ORIGINAL SIN & THEOSIS


Christianity in Evolution by J. Mahoney
Paul Misner, Marquette University

G. K. Chesterton claimed that original sin is “the only part of Christian theology which can really be proved" (Orthodoxy, chap. 2). Now comes a work of theology in a trinitarian and incarnational mode that shows how Christian theology and catechesis can dispense with the doctrine of original sin altogether: Christianity in Evolution: An Exploration, by Jack Mahoney (Georgetown University Press, 2011).

Mahoney writes against the background of the long history of the evolution of animal species, of which homo sapiens is one. All the members of all these species die. The physical death of each member of a species is a condition of the survival of the species and of its adaptation to changes through time. The Hebrew and Christian people of God in the past, having no conception of human evolution, puzzled over why the good died. One dominant answer was that they were not obedient and that God had to punish them to cure them. One strand (Genesis, Paul, Augustine) went so far as to blame it all on a catastrophic original sin that infected the whole human race. This doctrine was then seen as the proper background against which to place the Resurrection hope of the Gospel. According to Mahoney, this background is theologically unsound and must give way to a deeper understanding of God's goodness and love.

The first question that arises in the face of this claim might well be this: if Christ through the Paschal Mystery does not redeem us from our inherited sin, from what does he save us? Well, our own sins and alienation from God, of course. But Mahoney, an English Jesuit, focuses still more deeply on death, mortality. The salvific accomplishment of Christ is first and foremost to save us from non-existence after death. Were it not for the determination of divine love to grant us life after death in Christ, we, like all our evolutionary ancestors and cousins, would individually die and be extinguished. We might contribute to the further evolution of the human race, but our own life would be over.

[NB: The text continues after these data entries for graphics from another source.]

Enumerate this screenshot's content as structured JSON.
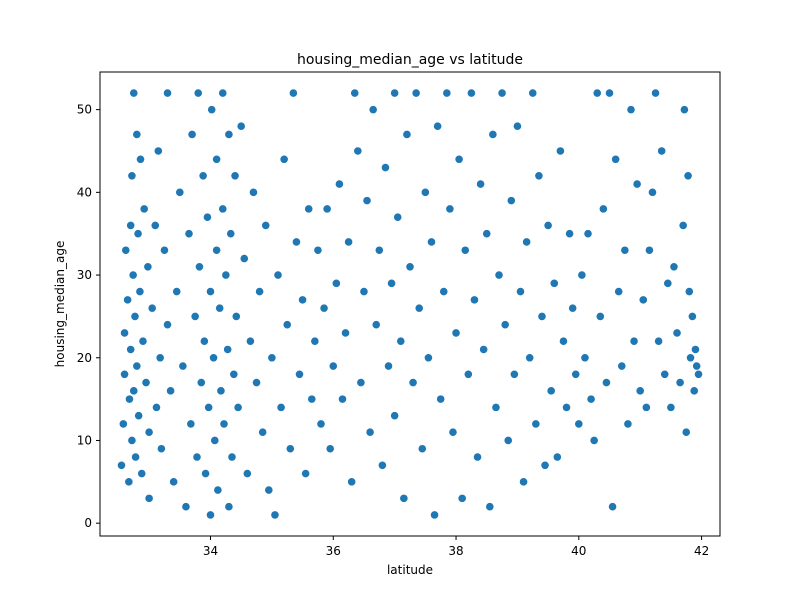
{
  "chart_data": {
    "type": "scatter",
    "title": "housing_median_age vs latitude",
    "xlabel": "latitude",
    "ylabel": "housing_median_age",
    "xlim": [
      32.2,
      42.3
    ],
    "ylim": [
      -1.55,
      54.55
    ],
    "xticks": [
      34,
      36,
      38,
      40,
      42
    ],
    "yticks": [
      0,
      10,
      20,
      30,
      40,
      50
    ],
    "grid": false,
    "legend": "none",
    "marker_color": "#1f77b4",
    "marker_edge_color": "#ffffff",
    "series": [
      {
        "points": [
          [
            32.55,
            7
          ],
          [
            32.58,
            12
          ],
          [
            32.6,
            18
          ],
          [
            32.6,
            23
          ],
          [
            32.62,
            33
          ],
          [
            32.65,
            27
          ],
          [
            32.67,
            5
          ],
          [
            32.68,
            15
          ],
          [
            32.7,
            21
          ],
          [
            32.7,
            36
          ],
          [
            32.72,
            10
          ],
          [
            32.72,
            42
          ],
          [
            32.74,
            30
          ],
          [
            32.75,
            16
          ],
          [
            32.75,
            52
          ],
          [
            32.77,
            25
          ],
          [
            32.78,
            8
          ],
          [
            32.8,
            47
          ],
          [
            32.8,
            19
          ],
          [
            32.82,
            35
          ],
          [
            32.83,
            13
          ],
          [
            32.85,
            28
          ],
          [
            32.86,
            44
          ],
          [
            32.88,
            6
          ],
          [
            32.9,
            22
          ],
          [
            32.92,
            38
          ],
          [
            32.95,
            17
          ],
          [
            32.98,
            31
          ],
          [
            33.0,
            11
          ],
          [
            33.0,
            3
          ],
          [
            33.05,
            26
          ],
          [
            33.1,
            36
          ],
          [
            33.12,
            14
          ],
          [
            33.15,
            45
          ],
          [
            33.18,
            20
          ],
          [
            33.2,
            9
          ],
          [
            33.25,
            33
          ],
          [
            33.3,
            24
          ],
          [
            33.3,
            52
          ],
          [
            33.35,
            16
          ],
          [
            33.4,
            5
          ],
          [
            33.45,
            28
          ],
          [
            33.5,
            40
          ],
          [
            33.55,
            19
          ],
          [
            33.6,
            2
          ],
          [
            33.65,
            35
          ],
          [
            33.68,
            12
          ],
          [
            33.7,
            47
          ],
          [
            33.75,
            25
          ],
          [
            33.78,
            8
          ],
          [
            33.8,
            52
          ],
          [
            33.82,
            31
          ],
          [
            33.85,
            17
          ],
          [
            33.88,
            42
          ],
          [
            33.9,
            22
          ],
          [
            33.92,
            6
          ],
          [
            33.95,
            37
          ],
          [
            33.97,
            14
          ],
          [
            34.0,
            28
          ],
          [
            34.0,
            1
          ],
          [
            34.02,
            50
          ],
          [
            34.05,
            20
          ],
          [
            34.07,
            10
          ],
          [
            34.1,
            44
          ],
          [
            34.1,
            33
          ],
          [
            34.12,
            4
          ],
          [
            34.15,
            26
          ],
          [
            34.17,
            16
          ],
          [
            34.2,
            52
          ],
          [
            34.2,
            38
          ],
          [
            34.22,
            12
          ],
          [
            34.25,
            30
          ],
          [
            34.28,
            21
          ],
          [
            34.3,
            47
          ],
          [
            34.3,
            2
          ],
          [
            34.33,
            35
          ],
          [
            34.35,
            8
          ],
          [
            34.38,
            18
          ],
          [
            34.4,
            42
          ],
          [
            34.42,
            25
          ],
          [
            34.45,
            14
          ],
          [
            34.5,
            48
          ],
          [
            34.55,
            32
          ],
          [
            34.6,
            6
          ],
          [
            34.65,
            22
          ],
          [
            34.7,
            40
          ],
          [
            34.75,
            17
          ],
          [
            34.8,
            28
          ],
          [
            34.85,
            11
          ],
          [
            34.9,
            36
          ],
          [
            34.95,
            4
          ],
          [
            35.0,
            20
          ],
          [
            35.05,
            1
          ],
          [
            35.1,
            30
          ],
          [
            35.15,
            14
          ],
          [
            35.2,
            44
          ],
          [
            35.25,
            24
          ],
          [
            35.3,
            9
          ],
          [
            35.35,
            52
          ],
          [
            35.4,
            34
          ],
          [
            35.45,
            18
          ],
          [
            35.5,
            27
          ],
          [
            35.55,
            6
          ],
          [
            35.6,
            38
          ],
          [
            35.65,
            15
          ],
          [
            35.7,
            22
          ],
          [
            35.75,
            33
          ],
          [
            35.8,
            12
          ],
          [
            35.85,
            26
          ],
          [
            35.9,
            38
          ],
          [
            35.95,
            9
          ],
          [
            36.0,
            19
          ],
          [
            36.05,
            29
          ],
          [
            36.1,
            41
          ],
          [
            36.15,
            15
          ],
          [
            36.2,
            23
          ],
          [
            36.25,
            34
          ],
          [
            36.3,
            5
          ],
          [
            36.35,
            52
          ],
          [
            36.4,
            45
          ],
          [
            36.45,
            17
          ],
          [
            36.5,
            28
          ],
          [
            36.55,
            39
          ],
          [
            36.6,
            11
          ],
          [
            36.65,
            50
          ],
          [
            36.7,
            24
          ],
          [
            36.75,
            33
          ],
          [
            36.8,
            7
          ],
          [
            36.85,
            43
          ],
          [
            36.9,
            19
          ],
          [
            36.95,
            29
          ],
          [
            37.0,
            52
          ],
          [
            37.0,
            13
          ],
          [
            37.05,
            37
          ],
          [
            37.1,
            22
          ],
          [
            37.15,
            3
          ],
          [
            37.2,
            47
          ],
          [
            37.25,
            31
          ],
          [
            37.3,
            17
          ],
          [
            37.35,
            52
          ],
          [
            37.4,
            26
          ],
          [
            37.45,
            9
          ],
          [
            37.5,
            40
          ],
          [
            37.55,
            20
          ],
          [
            37.6,
            34
          ],
          [
            37.65,
            1
          ],
          [
            37.7,
            48
          ],
          [
            37.75,
            15
          ],
          [
            37.8,
            28
          ],
          [
            37.85,
            52
          ],
          [
            37.9,
            38
          ],
          [
            37.95,
            11
          ],
          [
            38.0,
            23
          ],
          [
            38.05,
            44
          ],
          [
            38.1,
            3
          ],
          [
            38.15,
            33
          ],
          [
            38.2,
            18
          ],
          [
            38.25,
            52
          ],
          [
            38.3,
            27
          ],
          [
            38.35,
            8
          ],
          [
            38.4,
            41
          ],
          [
            38.45,
            21
          ],
          [
            38.5,
            35
          ],
          [
            38.55,
            2
          ],
          [
            38.6,
            47
          ],
          [
            38.65,
            14
          ],
          [
            38.7,
            30
          ],
          [
            38.75,
            52
          ],
          [
            38.8,
            24
          ],
          [
            38.85,
            10
          ],
          [
            38.9,
            39
          ],
          [
            38.95,
            18
          ],
          [
            39.0,
            48
          ],
          [
            39.05,
            28
          ],
          [
            39.1,
            5
          ],
          [
            39.15,
            34
          ],
          [
            39.2,
            20
          ],
          [
            39.25,
            52
          ],
          [
            39.3,
            12
          ],
          [
            39.35,
            42
          ],
          [
            39.4,
            25
          ],
          [
            39.45,
            7
          ],
          [
            39.5,
            36
          ],
          [
            39.55,
            16
          ],
          [
            39.6,
            29
          ],
          [
            39.65,
            8
          ],
          [
            39.7,
            45
          ],
          [
            39.75,
            22
          ],
          [
            39.8,
            14
          ],
          [
            39.85,
            35
          ],
          [
            39.9,
            26
          ],
          [
            39.95,
            18
          ],
          [
            40.0,
            12
          ],
          [
            40.05,
            30
          ],
          [
            40.1,
            20
          ],
          [
            40.15,
            35
          ],
          [
            40.2,
            15
          ],
          [
            40.25,
            10
          ],
          [
            40.3,
            52
          ],
          [
            40.35,
            25
          ],
          [
            40.4,
            38
          ],
          [
            40.45,
            17
          ],
          [
            40.5,
            52
          ],
          [
            40.55,
            2
          ],
          [
            40.6,
            44
          ],
          [
            40.65,
            28
          ],
          [
            40.7,
            19
          ],
          [
            40.75,
            33
          ],
          [
            40.8,
            12
          ],
          [
            40.85,
            50
          ],
          [
            40.9,
            22
          ],
          [
            40.95,
            41
          ],
          [
            41.0,
            16
          ],
          [
            41.05,
            27
          ],
          [
            41.1,
            14
          ],
          [
            41.15,
            33
          ],
          [
            41.2,
            40
          ],
          [
            41.25,
            52
          ],
          [
            41.3,
            22
          ],
          [
            41.35,
            45
          ],
          [
            41.4,
            18
          ],
          [
            41.45,
            29
          ],
          [
            41.5,
            14
          ],
          [
            41.55,
            31
          ],
          [
            41.6,
            23
          ],
          [
            41.65,
            17
          ],
          [
            41.7,
            36
          ],
          [
            41.72,
            50
          ],
          [
            41.75,
            11
          ],
          [
            41.78,
            42
          ],
          [
            41.8,
            28
          ],
          [
            41.82,
            20
          ],
          [
            41.85,
            25
          ],
          [
            41.88,
            16
          ],
          [
            41.9,
            21
          ],
          [
            41.92,
            19
          ],
          [
            41.95,
            18
          ]
        ]
      }
    ]
  }
}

In his human death and resurrection, however, Jesus has revealed to us the will of God to share God’s life with us forever.

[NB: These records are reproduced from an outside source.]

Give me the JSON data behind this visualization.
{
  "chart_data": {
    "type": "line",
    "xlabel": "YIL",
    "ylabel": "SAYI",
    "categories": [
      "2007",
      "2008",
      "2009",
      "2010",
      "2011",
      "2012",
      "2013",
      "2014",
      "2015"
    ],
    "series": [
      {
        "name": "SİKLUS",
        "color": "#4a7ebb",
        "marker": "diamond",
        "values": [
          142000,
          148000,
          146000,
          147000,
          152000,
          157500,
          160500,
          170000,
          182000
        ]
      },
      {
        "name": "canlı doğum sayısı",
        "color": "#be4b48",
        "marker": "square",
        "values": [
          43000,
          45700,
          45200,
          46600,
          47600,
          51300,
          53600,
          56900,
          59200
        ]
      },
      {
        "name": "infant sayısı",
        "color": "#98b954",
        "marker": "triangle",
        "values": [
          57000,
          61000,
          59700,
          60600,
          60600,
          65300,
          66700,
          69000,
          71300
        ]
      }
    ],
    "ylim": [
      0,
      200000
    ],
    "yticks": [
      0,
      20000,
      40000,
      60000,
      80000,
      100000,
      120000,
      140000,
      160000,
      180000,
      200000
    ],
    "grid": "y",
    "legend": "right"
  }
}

Can Mahoney's views be reconciled with the traditional view of original sin and salvation? Do they need to be?

 

Theosis by Guy C. Carter

Saint Peter's Universiy

 It is a misnomer to regard theosis as an intrinsically ‘Eastern’ theological anthropology with the essential Augustinian understanding of original sin missing.  East and west, north and south, Greek, Latin and Celtic, from Origen to Athanasius to Irenæus, the whole orthodox, anti-docetic, anti-gnostic, anti-Arian catholica  held to theosis universally prior to Rome’s siding with the post-Manichaean Augustine (and his theological progenitor, the later heretic, Tertullian) and the Council of Carthage in the late 4th Century.  The teaching that humanity is created and destined for the divine majesty without congenital flaw preventing adherence to Christ by active faith was once the universal teaching of the universal Church.  Perhaps it ought to be again.

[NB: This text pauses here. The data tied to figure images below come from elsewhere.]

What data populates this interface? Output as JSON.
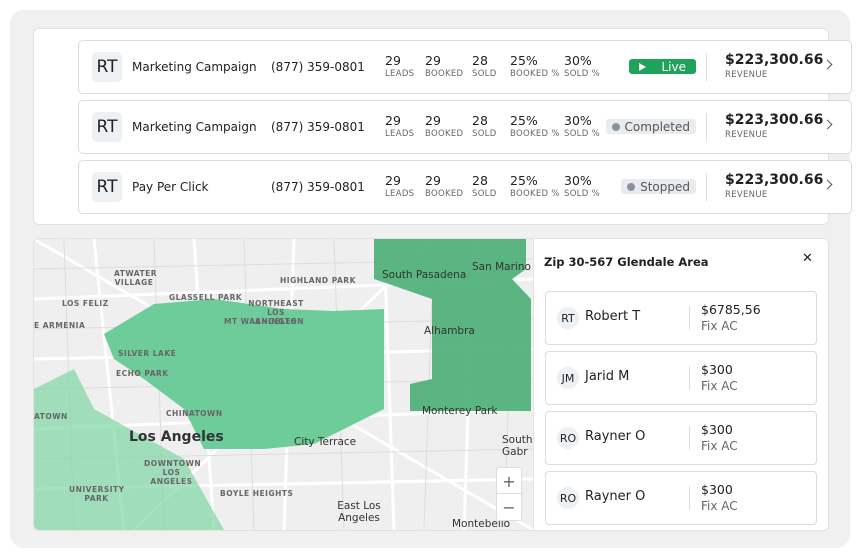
{
  "campaigns": [
    {
      "initials": "RT",
      "name": "Marketing Campaign",
      "phone": "(877) 359-0801",
      "stats": [
        {
          "value": "29",
          "label": "LEADS"
        },
        {
          "value": "29",
          "label": "BOOKED"
        },
        {
          "value": "28",
          "label": "SOLD"
        },
        {
          "value": "25%",
          "label": "BOOKED %"
        },
        {
          "value": "30%",
          "label": "SOLD %"
        }
      ],
      "status": "Live",
      "revenue": "$223,300.66",
      "revenue_label": "REVENUE"
    },
    {
      "initials": "RT",
      "name": "Marketing Campaign",
      "phone": "(877) 359-0801",
      "stats": [
        {
          "value": "29",
          "label": "LEADS"
        },
        {
          "value": "29",
          "label": "BOOKED"
        },
        {
          "value": "28",
          "label": "SOLD"
        },
        {
          "value": "25%",
          "label": "BOOKED %"
        },
        {
          "value": "30%",
          "label": "SOLD %"
        }
      ],
      "status": "Completed",
      "revenue": "$223,300.66",
      "revenue_label": "REVENUE"
    },
    {
      "initials": "RT",
      "name": "Pay Per Click",
      "phone": "(877) 359-0801",
      "stats": [
        {
          "value": "29",
          "label": "LEADS"
        },
        {
          "value": "29",
          "label": "BOOKED"
        },
        {
          "value": "28",
          "label": "SOLD"
        },
        {
          "value": "25%",
          "label": "BOOKED %"
        },
        {
          "value": "30%",
          "label": "SOLD %"
        }
      ],
      "status": "Stopped",
      "revenue": "$223,300.66",
      "revenue_label": "REVENUE"
    }
  ],
  "map": {
    "labels": [
      "ATWATER VILLAGE",
      "HIGHLAND PARK",
      "South Pasadena",
      "San Marino",
      "LOS FELIZ",
      "GLASSELL PARK",
      "NORTHEAST LOS ANGELES",
      "MT WASHINGTON",
      "E ARMENIA",
      "Alhambra",
      "SILVER LAKE",
      "ECHO PARK",
      "CHINATOWN",
      "ATOWN",
      "Monterey Park",
      "Los Angeles",
      "City Terrace",
      "DOWNTOWN LOS ANGELES",
      "UNIVERSITY PARK",
      "BOYLE HEIGHTS",
      "East Los Angeles",
      "Montebello",
      "South Gabr"
    ],
    "zoom_in": "+",
    "zoom_out": "−"
  },
  "panel": {
    "title": "Zip 30-567 Glendale Area",
    "close": "✕",
    "items": [
      {
        "initials": "RT",
        "name": "Robert T",
        "price": "$6785,56",
        "service": "Fix AC"
      },
      {
        "initials": "JM",
        "name": "Jarid M",
        "price": "$300",
        "service": "Fix AC"
      },
      {
        "initials": "RO",
        "name": "Rayner O",
        "price": "$300",
        "service": "Fix AC"
      },
      {
        "initials": "RO",
        "name": "Rayner O",
        "price": "$300",
        "service": "Fix AC"
      }
    ]
  }
}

Theosis does not treat original sin like a sexually transmitted disease, as does Saint Augustine and all the rest of us in his train.  The world and we are not fallen because we are the products of sexual intercourse, a pleasurable and intrinsically selfish act, according to Augustine.  Orthodoxy bids us to get a clue, to see the real fallenness of the world, as Alexander Schmemann wrote:

The world is a fallen world because it has fallen away from the awareness that God is all in all.  The accumulation of this disregard for God is the original sin that blights the world.  And even the religion of this fallen world cannot heal or redeem it, for it has accepted the reduction of God to an area called ‘sacred’ (‘spiritual,’ ‘supernatural’)—as opposed to the world as ‘profane.’  It has accepted the all-embracing secularism which attempts to steal the world away from God.

For the Life of the World   (p. 16)

DISCUSSION:

1. How do you understand original sin in your faith life and reflection?
2. How do you explain it to people who reject the Adam & Eve story? How is the narrative in Genesis 2:15-3:24 treated nowadays in catechesis and teaching?
3. Felix culpa! (happy sin) Can original sin be seen as the starting point of theosis and the ascent of humankind?